SpaceX slips in Starlink launch after Crew-8 gets delayed until Saturday
Bad weather along the launch corridor for a planned human spaceflight from Kennedy Space Center has prompted at least a two-day delay, so SpaceX took the opportunity to shoehorn in a launch without humans from nearby Cape Canaveral Space Force Station on Thursday.
Plans had been to prep all day for the Crew-8 launch that was set to lift off from KSC early Friday, but SpaceX instead launched a Falcon 9 from Canaveral’s Space Launch Complex 40 carrying 23 of the company’s Starlink satellites, lifting off at 10:30 a.m.

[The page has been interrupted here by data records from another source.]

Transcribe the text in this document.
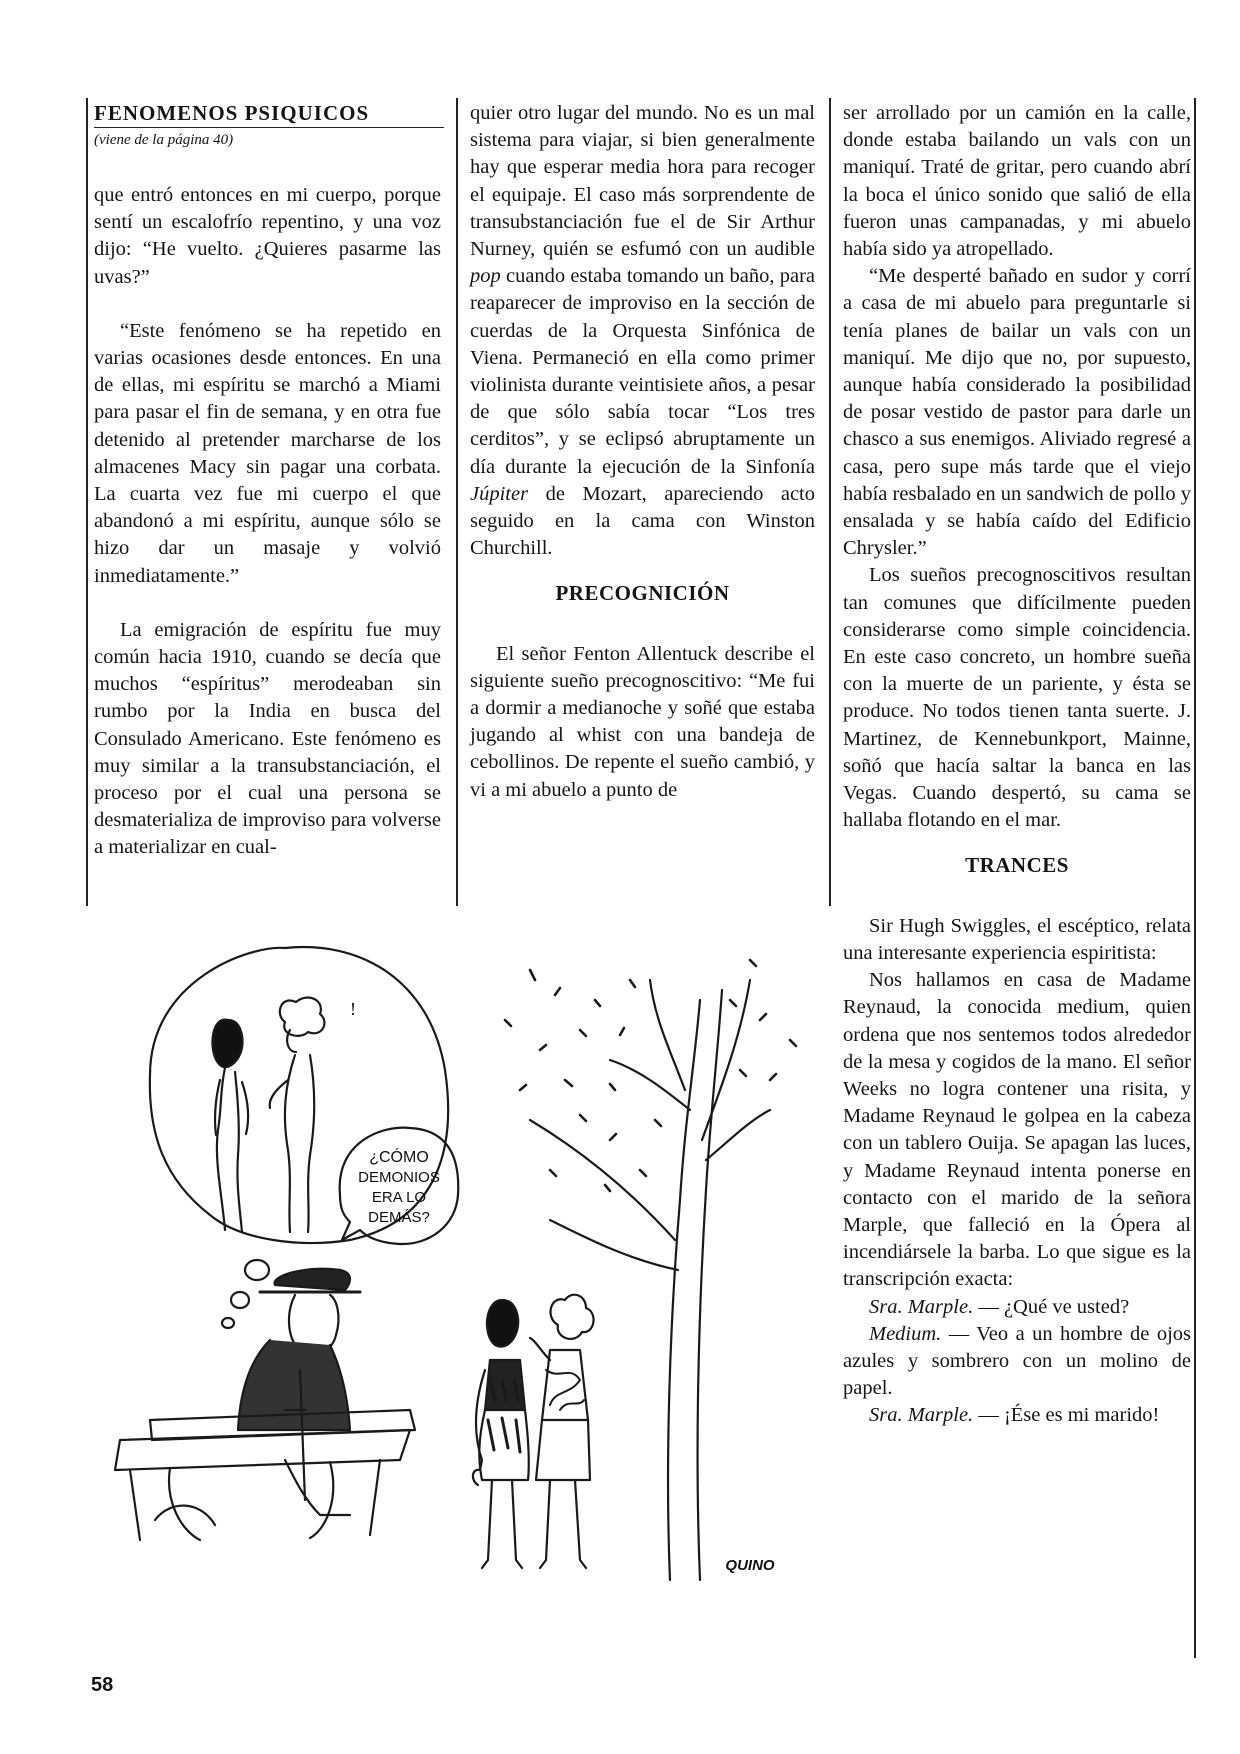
FENOMENOS PSIQUICOS
(viene de la página 40)

que entró entonces en mi cuerpo, porque sentí un escalofrío repentino, y una voz dijo: “He vuelto. ¿Quieres pasarme las uvas?”

“Este fenómeno se ha repetido en varias ocasiones desde entonces. En una de ellas, mi espíritu se marchó a Miami para pasar el fin de semana, y en otra fue detenido al pretender marcharse de los almacenes Macy sin pagar una corbata. La cuarta vez fue mi cuerpo el que abandonó a mi espíritu, aunque sólo se hizo dar un masaje y volvió inmediatamente.”

La emigración de espíritu fue muy común hacia 1910, cuando se decía que muchos “espíritus” merodeaban sin rumbo por la India en busca del Consulado Americano. Este fenómeno es muy similar a la transubstanciación, el proceso por el cual una persona se desmaterializa de improviso para volverse a materializar en cual-

quier otro lugar del mundo. No es un mal sistema para viajar, si bien generalmente hay que esperar media hora para recoger el equipaje. El caso más sorprendente de transubstanciación fue el de Sir Arthur Nurney, quién se esfumó con un audible pop cuando estaba tomando un baño, para reaparecer de improviso en la sección de cuerdas de la Orquesta Sinfónica de Viena. Permaneció en ella como primer violinista durante veintisiete años, a pesar de que sólo sabía tocar “Los tres cerditos”, y se eclipsó abruptamente un día durante la ejecución de la Sinfonía Júpiter de Mozart, apareciendo acto seguido en la cama con Winston Churchill.

PRECOGNICIÓN

El señor Fenton Allentuck describe el siguiente sueño precognoscitivo: “Me fui a dormir a medianoche y soñé que estaba jugando al whist con una bandeja de cebollinos. De repente el sueño cambió, y vi a mi abuelo a punto de

ser arrollado por un camión en la calle, donde estaba bailando un vals con un maniquí. Traté de gritar, pero cuando abrí la boca el único sonido que salió de ella fueron unas campanadas, y mi abuelo había sido ya atropellado.

“Me desperté bañado en sudor y corrí a casa de mi abuelo para preguntarle si tenía planes de bailar un vals con un maniquí. Me dijo que no, por supuesto, aunque había considerado la posibilidad de posar vestido de pastor para darle un chasco a sus enemigos. Aliviado regresé a casa, pero supe más tarde que el viejo había resbalado en un sandwich de pollo y ensalada y se había caído del Edificio Chrysler.”

Los sueños precognoscitivos resultan tan comunes que difícilmente pueden considerarse como simple coincidencia. En este caso concreto, un hombre sueña con la muerte de un pariente, y ésta se produce. No todos tienen tanta suerte. J. Martinez, de Kennebunkport, Mainne, soñó que hacía saltar la banca en las Vegas. Cuando despertó, su cama se hallaba flotando en el mar.

TRANCES

Sir Hugh Swiggles, el escéptico, relata una interesante experiencia espiritista:

Nos hallamos en casa de Madame Reynaud, la conocida medium, quien ordena que nos sentemos todos alrededor de la mesa y cogidos de la mano. El señor Weeks no logra contener una risita, y Madame Reynaud le golpea en la cabeza con un tablero Ouija. Se apagan las luces, y Madame Reynaud intenta ponerse en contacto con el marido de la señora Marple, que falleció en la Ópera al incendiársele la barba. Lo que sigue es la transcripción exacta:

Sra. Marple. — ¿Qué ve usted?

Medium. — Veo a un hombre de ojos azules y sombrero con un molino de papel.

Sra. Marple. — ¡Ése es mi marido!

!
¿CÓMO
DEMONIOS
ERA LO
DEMÁS?
QUINO
58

After a quick leap, Falcon 9’s first stage has completed its 11th mission, landing on the Just Read The Instructions droneship in the Atlantic Ocean pic.twitter.com/OFrx4S2zbj
— SpaceX (@SpaceX) February 29, 2024
The first-stage booster for the mission flew for the 11th time and made another successful recovery downrange in the Atlantic on the droneship Just Read the Instructions.
Now delayed until at least Saturday, the Crew-8 mission aims to take up three NASA astronauts and a Russian cosmonaut to the International Space Station. NASA and SpaceX chose to delay because of poor offshore conditions for the flight track of the Crew Dragon Endeavour, including high winds and waves along the eastern seaboard.

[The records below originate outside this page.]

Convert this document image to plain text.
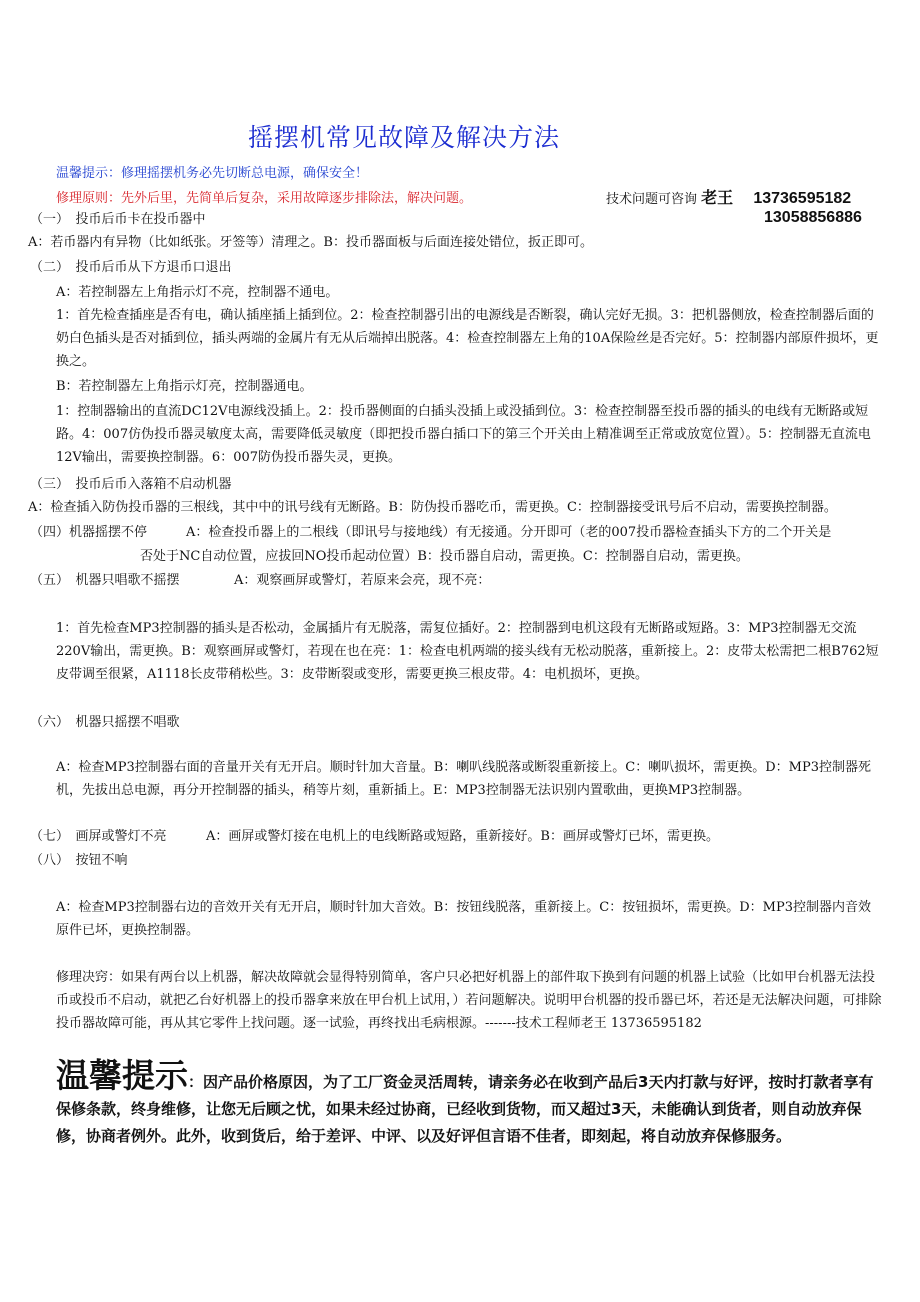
摇摆机常见故障及解决方法
温馨提示：修理摇摆机务必先切断总电源，确保安全！
修理原则：先外后里，先简单后复杂，采用故障逐步排除法，解决问题。	技术问题可咨询 老王 13736595182
13058856886
（一）　投币后币卡在投币器中
A：若币器内有异物（比如纸张。牙签等）清理之。B：投币器面板与后面连接处错位，扳正即可。
（二）　投币后币从下方退币口退出
A：若控制器左上角指示灯不亮，控制器不通电。
1：首先检查插座是否有电，确认插座插上插到位。2：检查控制器引出的电源线是否断裂，确认完好无损。3：把机器侧放，检查控制器后面的奶白色插头是否对插到位，插头两端的金属片有无从后端掉出脱落。4：检查控制器左上角的10A保险丝是否完好。5：控制器内部原件损坏，更换之。
B：若控制器左上角指示灯亮，控制器通电。
1：控制器输出的直流DC12V电源线没插上。2：投币器侧面的白插头没插上或没插到位。3：检查控制器至投币器的插头的电线有无断路或短路。4：007仿伪投币器灵敏度太高，需要降低灵敏度（即把投币器白插口下的第三个开关由上精准调至正常或放宽位置）。5：控制器无直流电12V输出，需要换控制器。6：007防伪投币器失灵，更换。
（三）　投币后币入落箱不启动机器
A：检查插入防伪投币器的三根线，其中中的讯号线有无断路。B：防伪投币器吃币，需更换。C：控制器接受讯号后不启动，需要换控制器。
（四）机器摇摆不停	A：检查投币器上的二根线（即讯号与接地线）有无接通。分开即可（老的007投币器检查插头下方的二个开关是
否处于NC自动位置，应拔回NO投币起动位置）B：投币器自启动，需更换。C：控制器自启动，需更换。
（五）　机器只唱歌不摇摆	A：观察画屏或警灯，若原来会亮，现不亮：
1：首先检查MP3控制器的插头是否松动，金属插片有无脱落，需复位插好。2：控制器到电机这段有无断路或短路。3：MP3控制器无交流220V输出，需更换。B：观察画屏或警灯，若现在也在亮：1：检查电机两端的接头线有无松动脱落，重新接上。2：皮带太松需把二根B762短皮带调至很紧，A1118长皮带稍松些。3：皮带断裂或变形，需要更换三根皮带。4：电机损坏，更换。
（六）　机器只摇摆不唱歌
A：检查MP3控制器右面的音量开关有无开启。顺时针加大音量。B：喇叭线脱落或断裂重新接上。C：喇叭损坏，需更换。D：MP3控制器死机，先拔出总电源，再分开控制器的插头，稍等片刻，重新插上。E：MP3控制器无法识别内置歌曲，更换MP3控制器。
（七）　画屏或警灯不亮	A：画屏或警灯接在电机上的电线断路或短路，重新接好。B：画屏或警灯已坏，需更换。
（八）　按钮不响
A：检查MP3控制器右边的音效开关有无开启，顺时针加大音效。B：按钮线脱落，重新接上。C：按钮损坏，需更换。D：MP3控制器内音效原件已坏，更换控制器。
修理决窍：如果有两台以上机器，解决故障就会显得特别简单，客户只必把好机器上的部件取下换到有问题的机器上试验（比如甲台机器无法投币或投币不启动，就把乙台好机器上的投币器拿来放在甲台机上试用，）若问题解决。说明甲台机器的投币器已坏，若还是无法解决问题，可排除投币器故障可能，再从其它零件上找问题。逐一试验，再终找出毛病根源。-------技术工程师老王 13736595182
温馨提示：因产品价格原因，为了工厂资金灵活周转，请亲务必在收到产品后3天内打款与好评，按时打款者享有保修条款，终身维修，让您无后顾之忧，如果未经过协商，已经收到货物，而又超过3天，未能确认到货者，则自动放弃保修，协商者例外。此外，收到货后，给于差评、中评、以及好评但言语不佳者，即刻起，将自动放弃保修服务。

SpaceX launch this week could end NASA astronaut’s nearly 15-year wait to get to space
“In the unlikely case of an abort during launch or the flight of Dragon, the wind and wave conditions must be within acceptable conditions for the safe recovery of the crew and spacecraft,” NASA stated on an update to its website.
Now the Falcon 9 carrying NASA’s Matthew Dominick, Michael Barratt and Jeanette Epps as well as Roscosmos’ Alexander Grebenkin is targeting 11:16 p.m. Saturday to lift off from KSC’s Launch Pad 39-A. Docking with the ISS won’t happen until Sunday afternoon.
NASA as a rule has requested that SpaceX stand down from any launch attempts within 24 hours of a human spaceflight, so with the Crew-8 delayed by nearly 48 hours, SpaceX wasted no time to take the launch opportunity.
The result is the 13th launch from the Space Coast in 2023, with all by one coming from SpaceX.
The company has also flown seven times from its California launch operations so this mission makes it 19 for the year among its three pads on each coast, or nearly a pace of three launches per week.
SpaceX founder Elon Musk has said the company could see as many as 150 launches in 2023, including the lion’s share of what could be more than 100 total from the Space Coast among all launch providers.
United Launch Alliance was the lone other launch with its first Vulcan Centaur rocket lifting off in January. Its next launch is slated to be an Atlas V no earlier than April 22 on the first crewed launch of the Boeing CST-100 Starliner, also headed for the ISS.